Para falarmos sobre milho, primeiro devemos entender como é formado o seu preço. Existem três variáveis que são responsáveis pela oscilação das cotações do milho no mercado. A cotação da bolsa de Chicago (CBOT), o prêmio e a taxa de câmbio (R$/US$).

O Brasil adota o modelo de câmbio flutuante, porém nos últimos anos acabou por intervir diversas vezes na cotação através dos swaps cambiais, operação que equivale à venda futura de dólares e teria a função de evitar a volatilidade. Outro fator que influencia diretamente a oscilação da moeda são os eventos políticos que temos visto ultimamente como operação lava jato, delação da JBS, prisão do Lula, entre outros.  
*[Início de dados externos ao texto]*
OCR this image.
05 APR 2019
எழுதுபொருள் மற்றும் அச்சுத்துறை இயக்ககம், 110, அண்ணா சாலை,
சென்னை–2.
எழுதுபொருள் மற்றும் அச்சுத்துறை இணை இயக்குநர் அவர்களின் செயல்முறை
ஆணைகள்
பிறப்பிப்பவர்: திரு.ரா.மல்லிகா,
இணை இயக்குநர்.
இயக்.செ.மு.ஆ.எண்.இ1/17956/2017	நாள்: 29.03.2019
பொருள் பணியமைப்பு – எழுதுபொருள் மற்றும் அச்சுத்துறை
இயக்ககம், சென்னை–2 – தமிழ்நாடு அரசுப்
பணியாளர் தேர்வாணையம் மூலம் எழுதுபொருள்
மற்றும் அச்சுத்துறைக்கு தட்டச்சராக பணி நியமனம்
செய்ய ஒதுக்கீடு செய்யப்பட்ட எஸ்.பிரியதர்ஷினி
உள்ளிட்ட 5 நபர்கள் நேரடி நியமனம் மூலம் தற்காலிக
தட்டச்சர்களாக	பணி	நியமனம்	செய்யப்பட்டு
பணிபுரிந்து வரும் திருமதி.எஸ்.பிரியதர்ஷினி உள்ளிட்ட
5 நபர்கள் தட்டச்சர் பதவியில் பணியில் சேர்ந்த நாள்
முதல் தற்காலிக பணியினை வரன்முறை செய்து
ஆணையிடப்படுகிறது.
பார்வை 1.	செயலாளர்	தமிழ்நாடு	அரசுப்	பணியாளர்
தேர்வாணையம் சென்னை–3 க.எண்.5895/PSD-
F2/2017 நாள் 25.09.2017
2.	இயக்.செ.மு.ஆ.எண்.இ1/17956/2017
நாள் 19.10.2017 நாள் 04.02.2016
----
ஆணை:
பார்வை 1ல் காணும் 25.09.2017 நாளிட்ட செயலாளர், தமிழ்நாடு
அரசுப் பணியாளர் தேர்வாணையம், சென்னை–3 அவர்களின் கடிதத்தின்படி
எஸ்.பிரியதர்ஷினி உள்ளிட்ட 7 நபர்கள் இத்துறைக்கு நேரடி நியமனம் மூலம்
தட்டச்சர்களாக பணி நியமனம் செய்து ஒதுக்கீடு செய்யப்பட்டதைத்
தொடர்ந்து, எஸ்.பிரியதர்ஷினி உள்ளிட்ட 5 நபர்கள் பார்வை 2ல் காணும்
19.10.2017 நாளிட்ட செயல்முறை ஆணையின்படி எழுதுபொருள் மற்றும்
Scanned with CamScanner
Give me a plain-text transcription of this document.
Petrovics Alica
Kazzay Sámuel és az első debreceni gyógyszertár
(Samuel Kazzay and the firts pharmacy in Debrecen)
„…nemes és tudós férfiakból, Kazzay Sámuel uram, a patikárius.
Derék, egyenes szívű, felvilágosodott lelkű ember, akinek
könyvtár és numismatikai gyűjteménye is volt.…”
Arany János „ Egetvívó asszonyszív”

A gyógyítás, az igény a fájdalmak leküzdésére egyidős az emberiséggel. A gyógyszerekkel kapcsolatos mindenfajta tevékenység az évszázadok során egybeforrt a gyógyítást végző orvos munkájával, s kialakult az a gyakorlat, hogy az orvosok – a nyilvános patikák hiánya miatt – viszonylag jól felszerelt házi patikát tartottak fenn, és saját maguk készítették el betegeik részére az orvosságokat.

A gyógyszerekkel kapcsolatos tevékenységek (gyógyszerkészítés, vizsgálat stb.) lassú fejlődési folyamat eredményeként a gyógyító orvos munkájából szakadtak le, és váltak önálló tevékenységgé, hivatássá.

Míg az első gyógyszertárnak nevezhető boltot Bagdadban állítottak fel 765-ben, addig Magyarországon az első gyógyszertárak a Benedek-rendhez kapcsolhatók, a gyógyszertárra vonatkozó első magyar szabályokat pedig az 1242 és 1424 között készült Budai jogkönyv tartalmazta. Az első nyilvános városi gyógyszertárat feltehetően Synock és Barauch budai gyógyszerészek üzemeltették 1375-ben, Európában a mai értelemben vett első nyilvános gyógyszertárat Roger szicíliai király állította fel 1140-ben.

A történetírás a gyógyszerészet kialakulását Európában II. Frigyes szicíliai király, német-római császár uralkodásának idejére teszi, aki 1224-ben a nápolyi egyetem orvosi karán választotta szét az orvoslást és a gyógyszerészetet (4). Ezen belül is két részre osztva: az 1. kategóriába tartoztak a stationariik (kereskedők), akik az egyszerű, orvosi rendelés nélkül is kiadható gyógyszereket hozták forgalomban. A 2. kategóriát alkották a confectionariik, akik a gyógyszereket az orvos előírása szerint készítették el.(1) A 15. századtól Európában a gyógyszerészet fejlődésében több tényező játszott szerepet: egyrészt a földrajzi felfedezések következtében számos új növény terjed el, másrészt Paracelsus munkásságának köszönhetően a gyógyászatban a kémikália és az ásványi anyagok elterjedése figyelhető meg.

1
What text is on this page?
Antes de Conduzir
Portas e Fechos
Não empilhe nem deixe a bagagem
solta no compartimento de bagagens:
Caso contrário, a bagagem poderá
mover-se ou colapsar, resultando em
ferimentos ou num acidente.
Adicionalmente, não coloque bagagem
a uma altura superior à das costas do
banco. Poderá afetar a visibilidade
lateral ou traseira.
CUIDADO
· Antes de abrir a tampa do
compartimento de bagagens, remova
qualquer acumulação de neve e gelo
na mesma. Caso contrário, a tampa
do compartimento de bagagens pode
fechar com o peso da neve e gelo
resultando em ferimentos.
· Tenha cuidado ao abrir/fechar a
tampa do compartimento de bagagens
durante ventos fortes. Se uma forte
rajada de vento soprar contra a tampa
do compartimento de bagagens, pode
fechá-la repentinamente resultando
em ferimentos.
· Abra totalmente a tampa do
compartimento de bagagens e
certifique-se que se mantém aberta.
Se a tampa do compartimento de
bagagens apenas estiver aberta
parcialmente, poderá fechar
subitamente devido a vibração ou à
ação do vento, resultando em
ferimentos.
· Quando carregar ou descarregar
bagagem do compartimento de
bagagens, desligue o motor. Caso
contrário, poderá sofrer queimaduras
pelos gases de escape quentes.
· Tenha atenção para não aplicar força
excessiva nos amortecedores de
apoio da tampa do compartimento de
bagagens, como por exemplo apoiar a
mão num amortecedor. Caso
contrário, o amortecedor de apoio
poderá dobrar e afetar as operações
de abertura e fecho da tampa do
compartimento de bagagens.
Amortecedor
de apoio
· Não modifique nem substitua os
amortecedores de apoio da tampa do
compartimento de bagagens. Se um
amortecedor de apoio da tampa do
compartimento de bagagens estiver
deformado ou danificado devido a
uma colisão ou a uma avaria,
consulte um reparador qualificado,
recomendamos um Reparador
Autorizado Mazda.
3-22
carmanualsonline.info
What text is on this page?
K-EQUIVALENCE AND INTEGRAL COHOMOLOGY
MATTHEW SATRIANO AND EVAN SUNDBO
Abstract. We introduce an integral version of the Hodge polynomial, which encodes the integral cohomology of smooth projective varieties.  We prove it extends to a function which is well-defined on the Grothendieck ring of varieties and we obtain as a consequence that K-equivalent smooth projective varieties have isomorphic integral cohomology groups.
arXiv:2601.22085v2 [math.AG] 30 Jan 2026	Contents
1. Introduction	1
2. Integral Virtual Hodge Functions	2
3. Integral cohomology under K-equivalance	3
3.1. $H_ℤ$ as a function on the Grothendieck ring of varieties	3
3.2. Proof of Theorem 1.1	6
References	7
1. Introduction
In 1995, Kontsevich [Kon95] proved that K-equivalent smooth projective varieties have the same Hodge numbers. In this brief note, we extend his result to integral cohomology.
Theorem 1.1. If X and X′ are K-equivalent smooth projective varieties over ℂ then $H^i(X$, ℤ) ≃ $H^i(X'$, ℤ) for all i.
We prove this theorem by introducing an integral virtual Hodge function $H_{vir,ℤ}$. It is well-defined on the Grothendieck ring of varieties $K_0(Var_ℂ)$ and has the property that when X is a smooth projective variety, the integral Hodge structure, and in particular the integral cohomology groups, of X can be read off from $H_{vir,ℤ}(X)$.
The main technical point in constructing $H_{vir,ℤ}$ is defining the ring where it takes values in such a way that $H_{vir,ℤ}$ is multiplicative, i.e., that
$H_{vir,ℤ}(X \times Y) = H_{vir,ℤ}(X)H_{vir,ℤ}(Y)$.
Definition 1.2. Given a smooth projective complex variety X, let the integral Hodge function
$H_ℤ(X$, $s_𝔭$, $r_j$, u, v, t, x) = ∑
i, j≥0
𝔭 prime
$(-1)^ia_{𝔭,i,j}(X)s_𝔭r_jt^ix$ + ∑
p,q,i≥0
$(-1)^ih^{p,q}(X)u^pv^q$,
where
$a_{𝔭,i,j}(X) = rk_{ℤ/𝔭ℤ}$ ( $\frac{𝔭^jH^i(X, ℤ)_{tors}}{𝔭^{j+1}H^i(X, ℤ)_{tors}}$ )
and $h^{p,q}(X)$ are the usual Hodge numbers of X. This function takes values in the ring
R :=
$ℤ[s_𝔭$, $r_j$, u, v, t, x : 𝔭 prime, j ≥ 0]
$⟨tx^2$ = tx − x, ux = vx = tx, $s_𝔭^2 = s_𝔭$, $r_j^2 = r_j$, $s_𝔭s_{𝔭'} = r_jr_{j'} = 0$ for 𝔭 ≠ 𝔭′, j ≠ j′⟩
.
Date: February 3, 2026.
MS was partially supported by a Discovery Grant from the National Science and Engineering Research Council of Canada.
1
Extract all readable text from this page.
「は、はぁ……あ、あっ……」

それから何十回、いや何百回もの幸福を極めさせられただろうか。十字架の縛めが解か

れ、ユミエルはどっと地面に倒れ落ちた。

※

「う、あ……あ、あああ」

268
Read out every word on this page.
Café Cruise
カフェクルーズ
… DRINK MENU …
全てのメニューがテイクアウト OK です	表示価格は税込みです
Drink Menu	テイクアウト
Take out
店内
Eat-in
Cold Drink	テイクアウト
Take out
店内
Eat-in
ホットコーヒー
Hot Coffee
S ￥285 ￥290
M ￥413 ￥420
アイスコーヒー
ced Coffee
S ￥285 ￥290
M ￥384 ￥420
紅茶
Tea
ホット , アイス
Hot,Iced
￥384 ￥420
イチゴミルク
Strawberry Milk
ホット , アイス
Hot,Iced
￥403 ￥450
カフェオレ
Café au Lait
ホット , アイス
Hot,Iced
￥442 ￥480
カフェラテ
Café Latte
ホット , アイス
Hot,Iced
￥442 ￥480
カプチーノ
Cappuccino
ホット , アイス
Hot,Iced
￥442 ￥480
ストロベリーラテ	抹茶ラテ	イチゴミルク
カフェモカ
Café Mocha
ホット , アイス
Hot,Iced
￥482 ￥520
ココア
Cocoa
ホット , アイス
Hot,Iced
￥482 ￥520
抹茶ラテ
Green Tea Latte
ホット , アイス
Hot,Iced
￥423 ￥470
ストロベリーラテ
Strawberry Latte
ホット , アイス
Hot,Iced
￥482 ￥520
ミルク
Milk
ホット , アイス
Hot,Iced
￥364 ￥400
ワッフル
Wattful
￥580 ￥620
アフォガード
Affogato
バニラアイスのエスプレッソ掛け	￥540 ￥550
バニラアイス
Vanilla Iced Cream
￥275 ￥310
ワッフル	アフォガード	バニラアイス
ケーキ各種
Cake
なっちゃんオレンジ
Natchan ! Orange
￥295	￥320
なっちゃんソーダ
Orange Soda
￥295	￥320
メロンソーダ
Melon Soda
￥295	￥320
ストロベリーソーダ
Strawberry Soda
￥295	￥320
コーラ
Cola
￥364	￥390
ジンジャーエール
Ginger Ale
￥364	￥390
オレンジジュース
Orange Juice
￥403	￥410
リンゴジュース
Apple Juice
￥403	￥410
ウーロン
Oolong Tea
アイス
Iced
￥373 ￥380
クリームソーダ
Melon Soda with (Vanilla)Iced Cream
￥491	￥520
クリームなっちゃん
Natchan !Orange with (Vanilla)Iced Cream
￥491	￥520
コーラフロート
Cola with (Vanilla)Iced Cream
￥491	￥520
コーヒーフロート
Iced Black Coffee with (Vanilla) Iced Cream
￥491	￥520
Já o preço na bolsa de Chicago se encontravam perto dos picos de baixa dos últimos cinco anos de setembro de 2014 e agosto de 2016, mas acabou se recuperando após o último relatório de oferta e demanda do departamento de agricultura dos Estados Unidos (USDA), mesmo que os números não tenham sido positivos para o complexo já que foram revistas a produção e produtividade para cima e consequente aumento nos estoques americanos e mundiais.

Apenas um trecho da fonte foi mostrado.